コンテナデプロイ前に実施する対策5つ
では実際にどんな対策ができるだろうか。コンテナデプロイ前に実施するマルウェア対策の代表例を5つ紹介しよう。
コンテナイメージに対するスキャン
コンテナセキュリティで代表的かつ欠かせないものとなる。コンテナイメージに脆弱性やマルウェアが潜んでいないかスキャンする。セキュリティベンダー製品の利用、またはレジストリサービスに組み込まれている機能を利用する。
なおコンテナイメージにマルウェアが混入する時とは、先述した通り、公開されているイメージが発端になるケースが多い。こういう場合だと不特定多数を狙うばらまき型が考えられる。逆に特定の企業を標的にするなら外部から脆弱性をついた攻撃が起点となり、成功すれば徐々に攻撃が進行していく。

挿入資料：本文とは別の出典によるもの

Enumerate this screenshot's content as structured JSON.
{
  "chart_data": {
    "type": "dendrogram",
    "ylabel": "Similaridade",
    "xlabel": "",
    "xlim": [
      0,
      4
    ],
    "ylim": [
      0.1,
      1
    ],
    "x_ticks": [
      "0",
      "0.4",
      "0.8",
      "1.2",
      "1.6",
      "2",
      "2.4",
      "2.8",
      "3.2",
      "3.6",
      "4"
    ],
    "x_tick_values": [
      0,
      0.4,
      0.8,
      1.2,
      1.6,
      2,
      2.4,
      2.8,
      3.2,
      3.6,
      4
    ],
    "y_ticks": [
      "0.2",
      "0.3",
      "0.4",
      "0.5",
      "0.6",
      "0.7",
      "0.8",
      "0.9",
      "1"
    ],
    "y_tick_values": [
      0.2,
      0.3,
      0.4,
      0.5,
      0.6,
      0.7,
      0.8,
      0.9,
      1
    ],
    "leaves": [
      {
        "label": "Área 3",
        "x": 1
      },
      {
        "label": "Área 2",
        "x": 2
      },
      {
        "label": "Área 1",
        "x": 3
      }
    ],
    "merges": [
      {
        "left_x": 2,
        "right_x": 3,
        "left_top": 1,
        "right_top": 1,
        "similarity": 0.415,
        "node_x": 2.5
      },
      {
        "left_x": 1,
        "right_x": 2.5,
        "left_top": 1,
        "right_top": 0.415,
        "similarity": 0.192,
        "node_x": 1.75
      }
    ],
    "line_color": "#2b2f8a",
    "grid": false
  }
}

あるいは何らかの形で開発環境やビルド環境が侵害されてマルウェアごとパッケージングしてしまうケースであれば、コンテナイメージのスキャンだけではなく、脆弱性をつぶしておくことも有効な対策となる。
野村氏は「コンテナイメージのスキャンで大切なことは、マルウェアや脆弱性を検知した時の対応方針やフローを事前に決めておくことが必要です。常套手段としてはコンテナイメージを新しく更新し、修正パッチが適用されたイメージを利用します。しかしもし修正パッチが公開されていなければどうするか。代替製品に切り替える、または脆弱性のリスクを許容するなどの判断が必要となります」と説明する。
脆弱性を作り込まないようにする
脆弱性はあらゆる攻撃の起点となりうるため、脆弱性が生じる余地をできるだけつぶしておくことも有効となる。ミドルウェア(Kubernetes)やコンテナ内アプリケーションや各種コンポーネントは最新バージョンにしておく。
コンテナやオーケストレーターを操作するAPIが起点になる場合もあるので、APIやメンテナンス用のポートの公開範囲は必要最小限に絞っておく。ユーザーアカウントの権限やアプリ実行ユーザーの範囲も最小限に。またWebアプリは外部との接点となるため、アプリ自体のコーディングや設定をセキュアにしておくことも重要だ。
Read Onlyモードの活用
コンテナのファイルシステムをRead Only(読み取り専用)で動作させる。これならマルウェアの配置やファイルの書き換えを制限できる。この対策だと、コンテナ稼働後にコンテナに混入してくるマルウェアにも有効な対策となるため、とても有効だ。
ただしコンテナで稼働させるシステムが読み取り専用に耐えうるものでなくてはならない。リフト&シフトでは難しいが、システムの設計段階から読み取り専用での運用を想定しておく必要がある。またファイルを使うことのないファイルレスマルウェアには効果的ではないことも忘れてはならない。
開発・ビルド環境をセキュアにする
繰り返しになるが、開発環境やビルド環境が侵害されてマルウェアが混入してしまうケースがある。そこで開発に使う端末やビルド環境サーバーにアクセスするサービスアカウントの管理と運用をセキュアにしておく必要がある。またコードのリポジトリやコンテナイメージのレジストリの認証情報も適切に運用することで、侵入や侵害を防ぐことにつながる。
適切なコンテナイメージタグ運用
コンテナではタグをつけることが可能だが、これを狙う攻撃もあるので注意が必要だ。野村氏は「デフォルトで付与される“Latest”タグを安易に使うことは推奨されていません。最新版を取ってくるので便利ですが、別のコンテナイメージに付け替えられることもあります。悪意ある第三者にマルウェア入りのコンテナイメージに“Latest”タグがつけられ、誤って拾ってしまうケースも想定されます」とくぎを刺す。
そのためタグに頼らないことや、タグの付け替えができないような仕組みにしておく、取得したいコンテナイメージを一意に特定する仕組みにするなどの対策が有効となる。野村氏は「正規のレジストリから正規のイメージを確実に取得、利用できるような仕組みをつくることが重要です」と強調する。